Because the Dutch guideline at that time recommended 5-year follow-up for a subgroup of these “size-only” patients, the authors could safely examine what happened over a 5-year window.
Key results clinicians should remember
1) Cancer risk was low—and not higher than polyp-free patients
Over 5 years, people with ≥10 mm polyps as the sole risk feature had a similarly low PCCRC risk compared with people who had no polyps.
2) This matters because it’s a large group
Most “high-risk” patients in real life fall into this category where size is the only high-risk feature—especially the 10–20 mm range.
3) Quality of the baseline colonoscopy matters more than polyp size alone
A major insight: PCCRC risk was strongly influenced by the endoscopist’s ADR. In other words, the safety of longer intervals depends heavily on performing a high-quality baseline colonoscopy.
Clinical interpretation
This paper challenges a common habit in surveillance:
treating “≥10 mm” as automatically equivalent to “high cancer risk.”

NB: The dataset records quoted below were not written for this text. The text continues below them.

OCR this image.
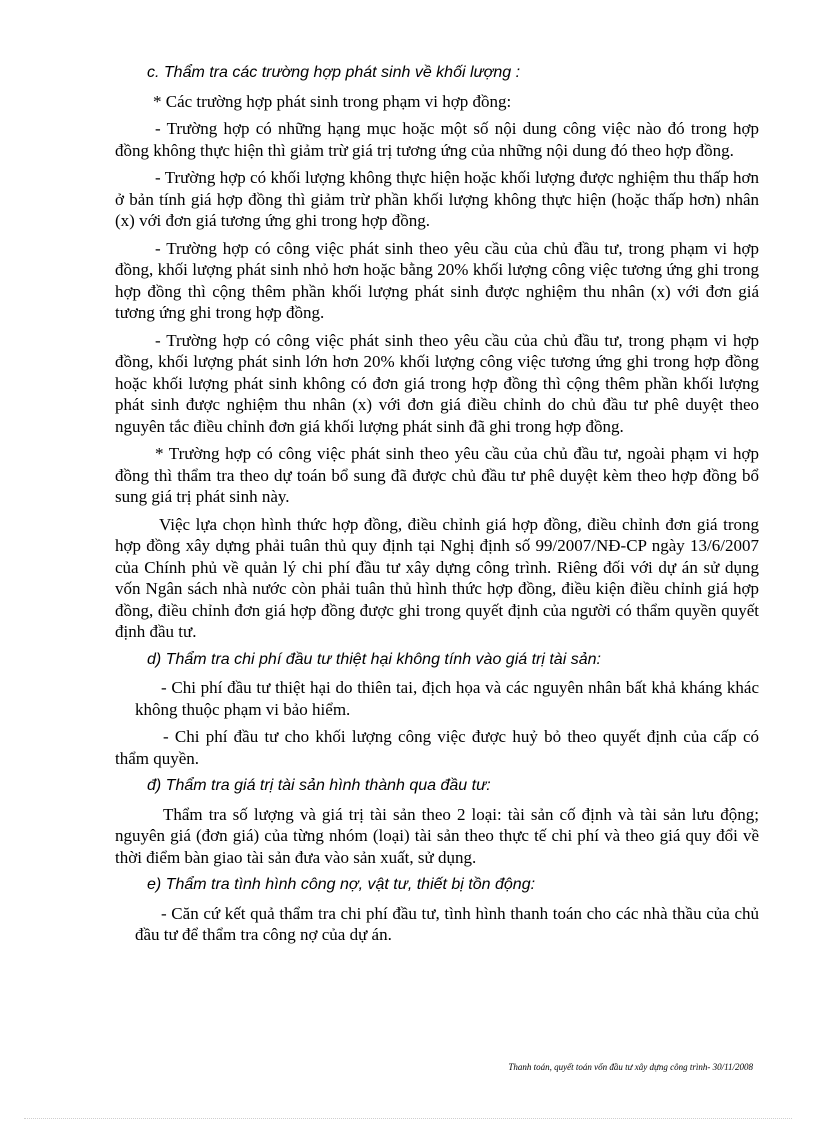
c. Thẩm tra các trường hợp phát sinh về khối lượng :

* Các trường hợp phát sinh trong phạm vi hợp đồng:

- Trường hợp có những hạng mục hoặc một số nội dung công việc nào đó trong hợp đồng không thực hiện thì giảm trừ giá trị tương ứng của những nội dung đó theo hợp đồng.

- Trường hợp có khối lượng không thực hiện hoặc khối lượng được nghiệm thu thấp hơn ở bản tính giá hợp đồng thì giảm trừ phần khối lượng không thực hiện (hoặc thấp hơn) nhân (x) với đơn giá tương ứng ghi trong hợp đồng.

- Trường hợp có công việc phát sinh theo yêu cầu của chủ đầu tư, trong phạm vi hợp đồng, khối lượng phát sinh nhỏ hơn hoặc bằng 20% khối lượng công việc tương ứng ghi trong hợp đồng thì cộng thêm phần khối lượng phát sinh được nghiệm thu nhân (x) với đơn giá tương ứng ghi trong hợp đồng.

- Trường hợp có công việc phát sinh theo yêu cầu của chủ đầu tư, trong phạm vi hợp đồng, khối lượng phát sinh lớn hơn 20% khối lượng công việc tương ứng ghi trong hợp đồng hoặc khối lượng phát sinh không có đơn giá trong hợp đồng thì cộng thêm phần khối lượng phát sinh được nghiệm thu nhân (x) với đơn giá điều chỉnh do chủ đầu tư phê duyệt theo nguyên tắc điều chỉnh đơn giá khối lượng phát sinh đã ghi trong hợp đồng.

* Trường hợp có công việc phát sinh theo yêu cầu của chủ đầu tư, ngoài phạm vi hợp đồng thì thẩm tra theo dự toán bổ sung đã được chủ đầu tư phê duyệt kèm theo hợp đồng bổ sung giá trị phát sinh này.

Việc lựa chọn hình thức hợp đồng, điều chỉnh giá hợp đồng, điều chỉnh đơn giá trong hợp đồng xây dựng phải tuân thủ quy định tại Nghị định số 99/2007/NĐ-CP ngày 13/6/2007 của Chính phủ về quản lý chi phí đầu tư xây dựng công trình. Riêng đối với dự án sử dụng vốn Ngân sách nhà nước còn phải tuân thủ hình thức hợp đồng, điều kiện điều chỉnh giá hợp đồng, điều chỉnh đơn giá hợp đồng được ghi trong quyết định của người có thẩm quyền quyết định đầu tư.

d) Thẩm tra chi phí đầu tư thiệt hại không tính vào giá trị tài sản:

- Chi phí đầu tư thiệt hại do thiên tai, địch họa và các nguyên nhân bất khả kháng khác không thuộc phạm vi bảo hiểm.

- Chi phí đầu tư cho khối lượng công việc được huỷ bỏ theo quyết định của cấp có thẩm quyền.

đ) Thẩm tra giá trị tài sản hình thành qua đầu tư:

Thẩm tra số lượng và giá trị tài sản theo 2 loại: tài sản cố định và tài sản lưu động; nguyên giá (đơn giá) của từng nhóm (loại) tài sản theo thực tế chi phí và theo giá quy đổi về thời điểm bàn giao tài sản đưa vào sản xuất, sử dụng.

e) Thẩm tra tình hình công nợ, vật tư, thiết bị tồn động:

- Căn cứ kết quả thẩm tra chi phí đầu tư, tình hình thanh toán cho các nhà thầu của chủ đầu tư để thẩm tra công nợ của dự án.

Thanh toán, quyết toán vốn đầu tư xây dựng công trình- 30/11/2008
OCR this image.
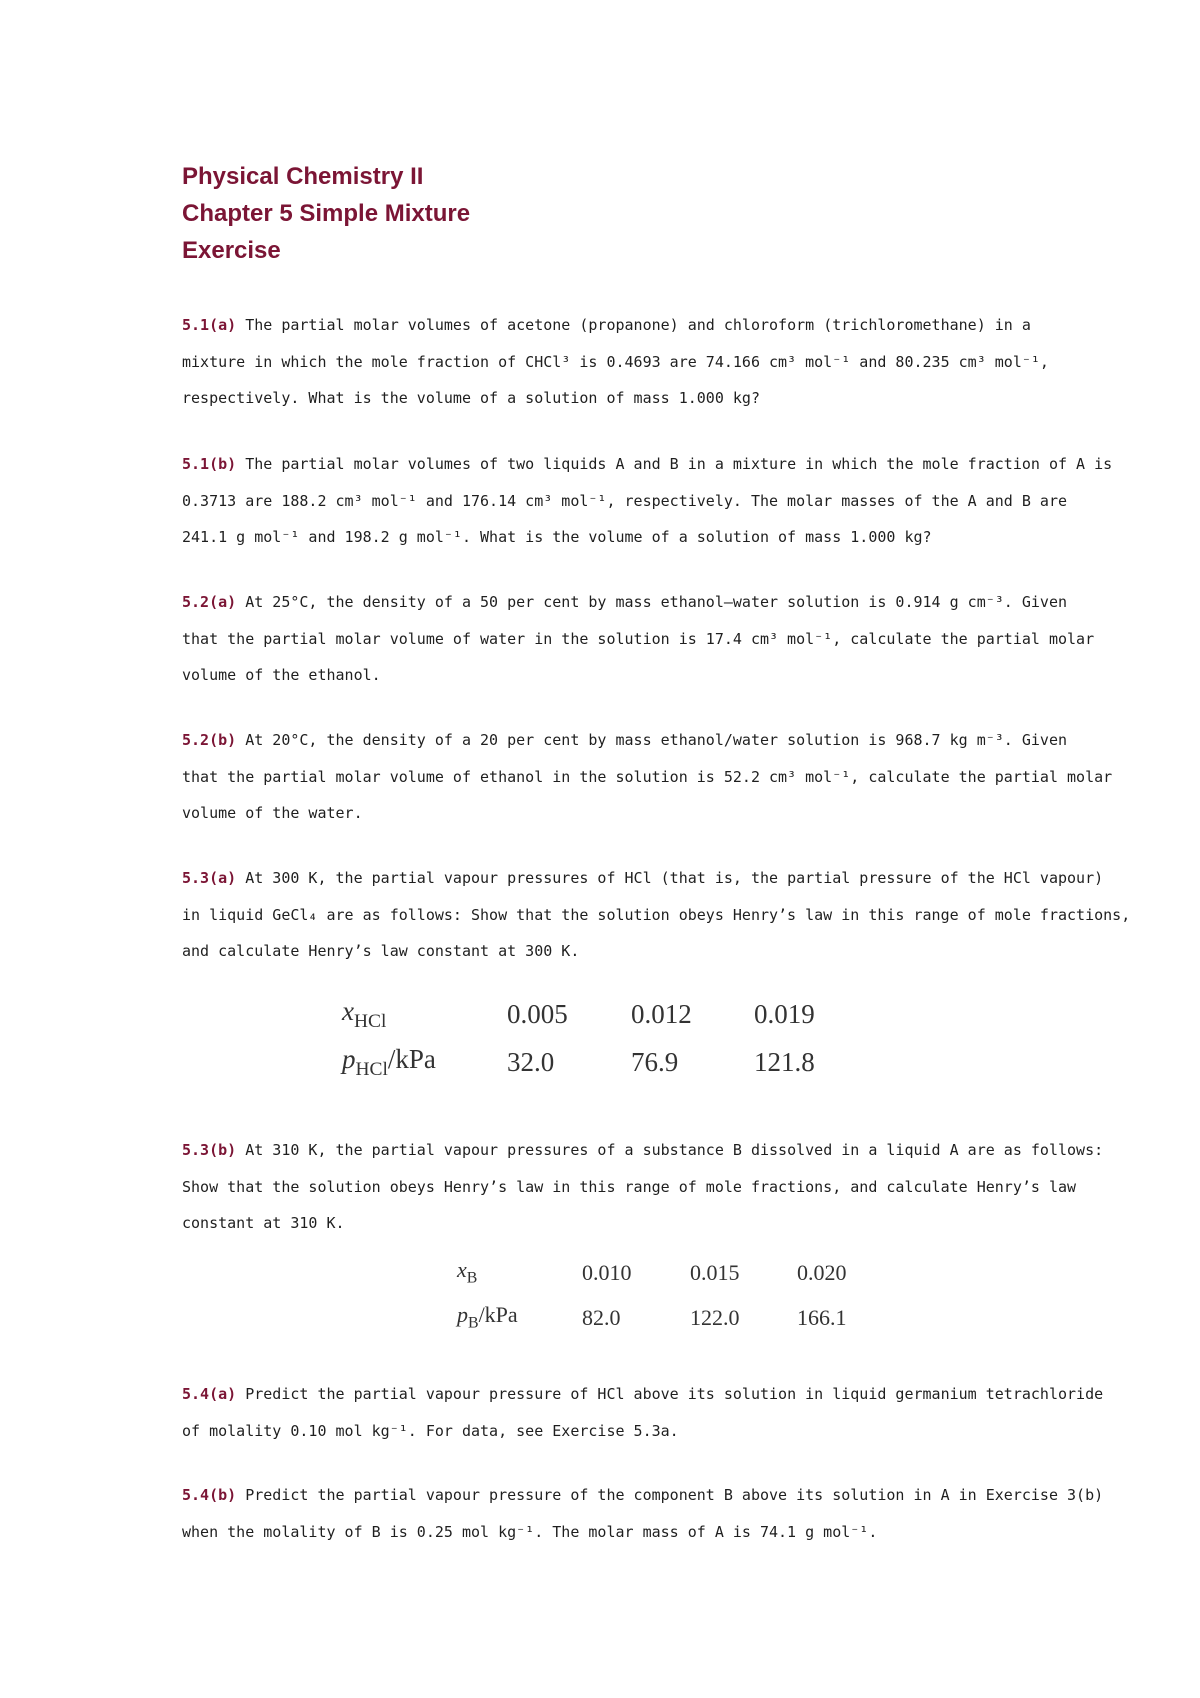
Physical Chemistry II
Chapter 5 Simple Mixture
Exercise
5.1(a) The partial molar volumes of acetone (propanone) and chloroform (trichloromethane) in a
mixture in which the mole fraction of CHCl³ is 0.4693 are 74.166 cm³ mol⁻¹ and 80.235 cm³ mol⁻¹,
respectively. What is the volume of a solution of mass 1.000 kg?
5.1(b) The partial molar volumes of two liquids A and B in a mixture in which the mole fraction of A is
0.3713 are 188.2 cm³ mol⁻¹ and 176.14 cm³ mol⁻¹, respectively. The molar masses of the A and B are
241.1 g mol⁻¹ and 198.2 g mol⁻¹. What is the volume of a solution of mass 1.000 kg?
5.2(a) At 25°C, the density of a 50 per cent by mass ethanol–water solution is 0.914 g cm⁻³. Given
that the partial molar volume of water in the solution is 17.4 cm³ mol⁻¹, calculate the partial molar
volume of the ethanol.
5.2(b) At 20°C, the density of a 20 per cent by mass ethanol/water solution is 968.7 kg m⁻³. Given
that the partial molar volume of ethanol in the solution is 52.2 cm³ mol⁻¹, calculate the partial molar
volume of the water.
5.3(a) At 300 K, the partial vapour pressures of HCl (that is, the partial pressure of the HCl vapour)
in liquid GeCl₄ are as follows: Show that the solution obeys Henry’s law in this range of mole fractions,
and calculate Henry’s law constant at 300 K.
$x_{HCl}$	0.005	0.012	0.019
$p_{HCl}$/kPa	32.0	76.9	121.8
5.3(b) At 310 K, the partial vapour pressures of a substance B dissolved in a liquid A are as follows:
Show that the solution obeys Henry’s law in this range of mole fractions, and calculate Henry’s law
constant at 310 K.
$x_B$	0.010	0.015	0.020
$p_B$/kPa	82.0	122.0	166.1
5.4(a) Predict the partial vapour pressure of HCl above its solution in liquid germanium tetrachloride
of molality 0.10 mol kg⁻¹. For data, see Exercise 5.3a.
5.4(b) Predict the partial vapour pressure of the component B above its solution in A in Exercise 3(b)
when the molality of B is 0.25 mol kg⁻¹. The molar mass of A is 74.1 g mol⁻¹.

It suggests a more nuanced approach may be safe in the right setting—particularly when:
- the colonoscopy is high quality (good prep, complete exam),
- the lesion is completely resected (especially en bloc),
- there is no dysplasia/high-risk histology, and
- the endoscopist quality indicators (like ADR) are strong.
Practical takeaway for clinicians and endoscopy units
If confirmed in other settings, this evidence supports extending surveillance intervals for patients with a 10–20 mm polyp as the only high-risk feature, rather than automatically bringing everyone back in 3 years.
This could:
- reduce unnecessary procedures,
- improve colonoscopy capacity for higher-risk patients, and
- align surveillance intensity with actual cancer risk.
Conclusion;
In a national, quality-assured screening program, patients with ≥10 mm polyps without other high-risk features had PCCRC risk comparable to those with no polyps over a 5-year period. The study strongly suggests that colonoscopy quality and endoscopist performance may be more important than size alone when deciding surveillance intervals—especially for completely resected 10–20 mm lesions.